Tout à coup c’est LE choix.
Tout à coup on repense à ses propres vieilles expériences qu’on avait reléguées très loin derrière.
Tout à coup on s’embrouille les idées. Mon enfant pourra-t-il faire son métier rêvé ? Pourrais-je l’aider ? Est-ce que je dois décider pour lui ? Va-t-il y arriver ?
Tout à coup… J’ai eu ce déclic que nous sommes probablement (j’espère) nombreux à avoir. On se remet en question, on abandonne tout pour cet enfant, et on le pousse à y aller. Et pour plein de raisons, pas seulement parce qu’on ne vit plus en 1930, mais parce que l’on comprend qu’il faut croire dans les rêves de son enfant, que ce n’est pas à nous de déterminer quoi que ce soit, ce choix leur revient à eux. Et bien sûr, on saisit qu’on ne pourra jamais lui dire « n’abandonne pas » si jamais on a déjà tué en lui l’étincelle qui le faisait vibrer. On mélange son expérience personnelle avec la sienne en devenir.
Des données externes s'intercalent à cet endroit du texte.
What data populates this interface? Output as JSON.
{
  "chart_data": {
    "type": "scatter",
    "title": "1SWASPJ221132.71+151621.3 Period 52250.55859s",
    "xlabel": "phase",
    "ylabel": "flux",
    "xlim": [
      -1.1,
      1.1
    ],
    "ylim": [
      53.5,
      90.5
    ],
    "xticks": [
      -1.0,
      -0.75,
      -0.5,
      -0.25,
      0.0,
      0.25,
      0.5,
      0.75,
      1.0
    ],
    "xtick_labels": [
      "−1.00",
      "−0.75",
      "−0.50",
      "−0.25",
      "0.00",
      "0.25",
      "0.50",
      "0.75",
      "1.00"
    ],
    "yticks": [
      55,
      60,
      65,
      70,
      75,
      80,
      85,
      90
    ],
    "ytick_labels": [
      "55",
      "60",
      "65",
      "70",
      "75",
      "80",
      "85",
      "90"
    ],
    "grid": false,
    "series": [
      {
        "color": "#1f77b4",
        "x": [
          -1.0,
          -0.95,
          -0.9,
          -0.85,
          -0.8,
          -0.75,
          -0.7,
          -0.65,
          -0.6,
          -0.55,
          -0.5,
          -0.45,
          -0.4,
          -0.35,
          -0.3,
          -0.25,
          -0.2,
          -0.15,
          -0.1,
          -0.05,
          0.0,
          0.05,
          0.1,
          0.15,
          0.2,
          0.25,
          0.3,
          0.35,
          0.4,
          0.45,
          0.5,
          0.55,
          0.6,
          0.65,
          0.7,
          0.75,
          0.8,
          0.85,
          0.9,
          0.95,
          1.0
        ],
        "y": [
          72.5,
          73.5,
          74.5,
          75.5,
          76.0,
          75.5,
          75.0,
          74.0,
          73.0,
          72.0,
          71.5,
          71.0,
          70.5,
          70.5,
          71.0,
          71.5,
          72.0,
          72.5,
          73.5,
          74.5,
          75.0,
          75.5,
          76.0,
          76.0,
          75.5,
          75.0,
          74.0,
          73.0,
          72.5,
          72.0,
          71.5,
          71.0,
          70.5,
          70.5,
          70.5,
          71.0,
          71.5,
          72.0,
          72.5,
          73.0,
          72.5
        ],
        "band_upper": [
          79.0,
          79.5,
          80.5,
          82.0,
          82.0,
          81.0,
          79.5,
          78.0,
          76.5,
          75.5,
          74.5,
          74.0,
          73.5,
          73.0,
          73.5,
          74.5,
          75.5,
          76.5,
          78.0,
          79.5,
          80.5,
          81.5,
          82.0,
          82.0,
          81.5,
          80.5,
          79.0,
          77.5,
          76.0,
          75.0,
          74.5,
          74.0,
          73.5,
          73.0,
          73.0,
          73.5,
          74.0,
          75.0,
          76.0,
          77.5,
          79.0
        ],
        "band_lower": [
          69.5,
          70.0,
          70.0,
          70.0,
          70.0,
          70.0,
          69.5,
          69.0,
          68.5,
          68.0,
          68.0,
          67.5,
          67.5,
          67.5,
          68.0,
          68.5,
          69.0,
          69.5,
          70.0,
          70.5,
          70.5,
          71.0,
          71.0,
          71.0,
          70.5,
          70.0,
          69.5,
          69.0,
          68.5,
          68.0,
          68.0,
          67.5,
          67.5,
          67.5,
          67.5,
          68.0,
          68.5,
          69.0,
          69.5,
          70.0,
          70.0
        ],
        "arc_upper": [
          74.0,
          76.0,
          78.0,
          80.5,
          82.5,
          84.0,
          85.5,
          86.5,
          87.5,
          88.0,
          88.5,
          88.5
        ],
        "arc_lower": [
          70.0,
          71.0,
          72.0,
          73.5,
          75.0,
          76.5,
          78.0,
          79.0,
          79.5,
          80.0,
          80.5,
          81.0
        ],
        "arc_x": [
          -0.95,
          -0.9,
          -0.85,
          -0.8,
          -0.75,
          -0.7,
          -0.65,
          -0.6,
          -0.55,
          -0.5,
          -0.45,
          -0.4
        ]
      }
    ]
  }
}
À ma grande surprise, après nous être pliés en quatre avec mon épouse pour assouvir leurs buts, c’est nous les parents qui avons mué. Trouver les ressources pour aider, puiser en nous inlassablement, tirer les choses comme un tracteur qui ne cale jamais, rend plus fort que tout. Et quand c’est fini, on est fier de dire à cet enfant « tu vois, il ne fallait pas abandonner ».
Donc je n’abandonne jamais, ni pour cet enfant ni pour moi. En faisant cette démarche pour lui, j’ai compris pour moi-même qu’il ne fallait jamais laisser tomber.
Finalement, c’est comme ça que j’ai apprécié mon usure du temps. On peut faire taire ses vieux démons et regrets, oublier les ratés, et attaquer par un autre versant pour gravir la montagne.